"Enfant" de Boris Charmatz, Cour d'Honneur du Palais des Papes, à 22h (jusqu'au 12 juillet). Durée: 1h20.
Une sorte de grue trace des droites qui se coupent, suscitant des vibrations de triangles, grâce à des filins qui zigzaguent devant la muraille du palais. Au bout d'un câble, un corps puis deux sont suspendus, halés, hissés, abaissés, comme des poids morts. Inertes, sans volonté, régis - Boris Charmatz affectionne ce mot. D'autres seront roulés, battus, ballotés, par un escalier mécanique.
Il y a je ne sais quoi de trépidant et fatal dans ce processus qui fait du corps humain une chose et qui s'enfle et qui s'exaspère.

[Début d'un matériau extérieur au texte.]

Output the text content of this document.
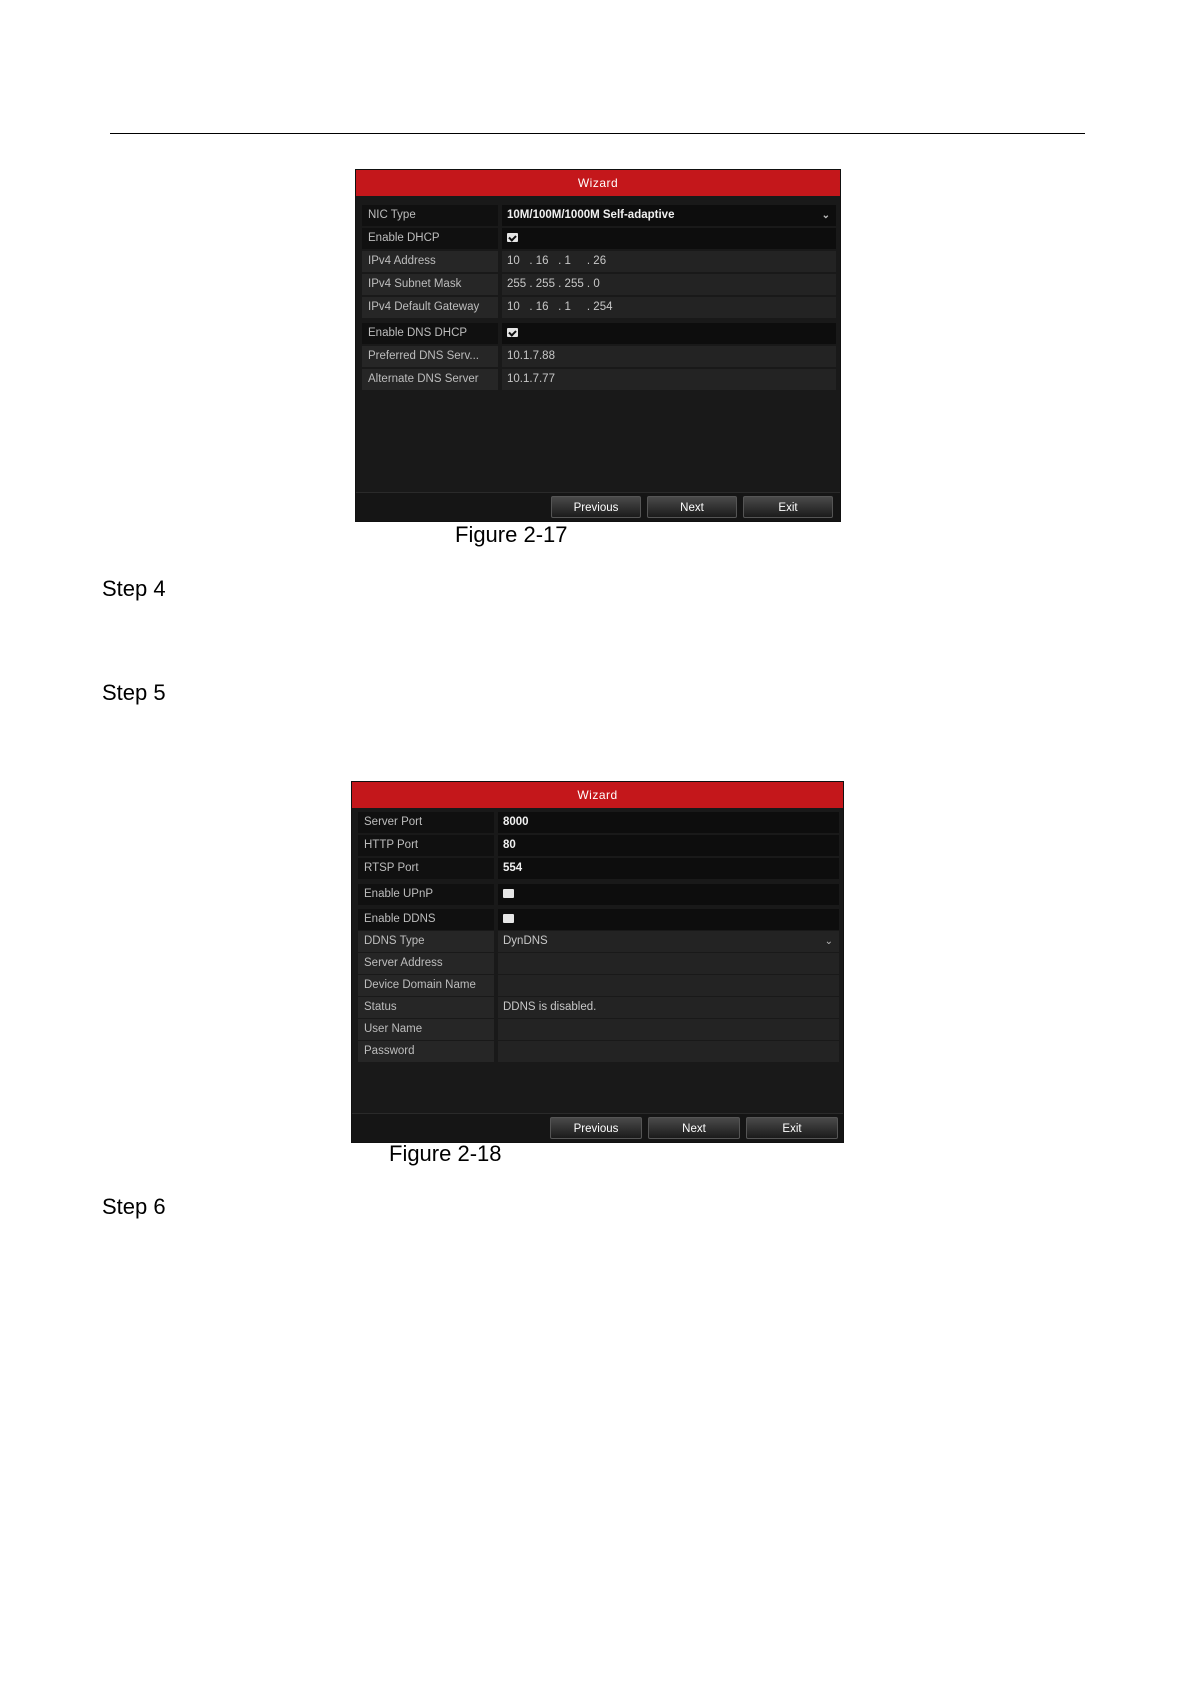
Wizard
NIC Type	10M/100M/1000M Self-adaptive	⌄
Enable DHCP
IPv4 Address	10   . 16   . 1     . 26
IPv4 Subnet Mask	255 . 255 . 255 . 0
IPv4 Default Gateway	10   . 16   . 1     . 254
Enable DNS DHCP
Preferred DNS Serv...	10.1.7.88
Alternate DNS Server	10.1.7.77
Previous	Next	Exit
Figure 2-17
Step 4
Step 5
Wizard
Server Port	8000
HTTP Port	80
RTSP Port	554
Enable UPnP
Enable DDNS
DDNS Type	DynDNS	⌄
Server Address
Device Domain Name
Status	DDNS is disabled.
User Name
Password
Previous	Next	Exit
Figure 2-18
Step 6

On craint d'abord d'assister à un rituel un peu ésotérique. Mais non, insensiblement, tout s'émeut, tout s'enchante! Des hommes et des femmes s'avancent sur la scène portant dans les bras des enfants morts. Mais non, pas morts, endormis, confiants, abandonnés! On le devine, on le sait aussitôt, à la façon dont chacun protège son précieux chargement. Tous sont vêtus de noir, ce qui fait ressortir la blondeur des petits.
Puis les corps des enfants, toujours plongés dans un invincible sommeil, s'animent, jouent, glissent, culbutent, dans un amas doré de bras, de chevelures et de songes. On dirait des poupées molles, confiantes, désarticulées mais vivantes: les nuques dodelinent, les tempes palpitent, les jambes s'animent, les dos se plient. Enfin, ils s'éveillent, jouent, chantent, bondissent. Sirène, cornemuse, cris d'oiseaux. Il s'ensuit une folle récréation, un chahut endiablé et salutaire.
Charmatz sait qu'il joue avec le feu: on ne manipule pas des enfants sans danger, et sur tous les plans; l'enfance est devenue aujourd'hui un sujet politique, la hantise de la pédophilie rôde dès qu'on y touche. C'est pourquoi j'insiste: Charmatz n'est ni naïf ni pervers; il n'y a, de mon point de vue, rien d'équivoque dans ces étreintes. C'est physique, c'est risqué, ce n'est pas sexuel. Et surtout c'est beau, c'est joyeux.
Certains verront dans ce spectacle des réminiscences de "Récréation " de Claire Simon ou de "Bernadetje" d'Alain Platel qui, justement, il y a quinze ans, avaient sucité de fameuses polémiques autour de l'enfance. Personnellement, j'y ai vu plutôt un clin d'oeil et un hommage à Gallotta en toute clarté. Les enfants savent ce qu'ils font et ce qu'on leur fait. A la fin, ce sont eux qui s'emparent des corps des adultes. Ils ne sont pas objets ni figurants mais acteurs. Ils sont magnifiques! On est surpris, ému, troublé, et finalement ravi. On peut songer par endroits au "Roi des Aulnes" de Tournier ou au conte des frères Grimm, "Le Charmeur de rats de Hameln". Le malaise en moins.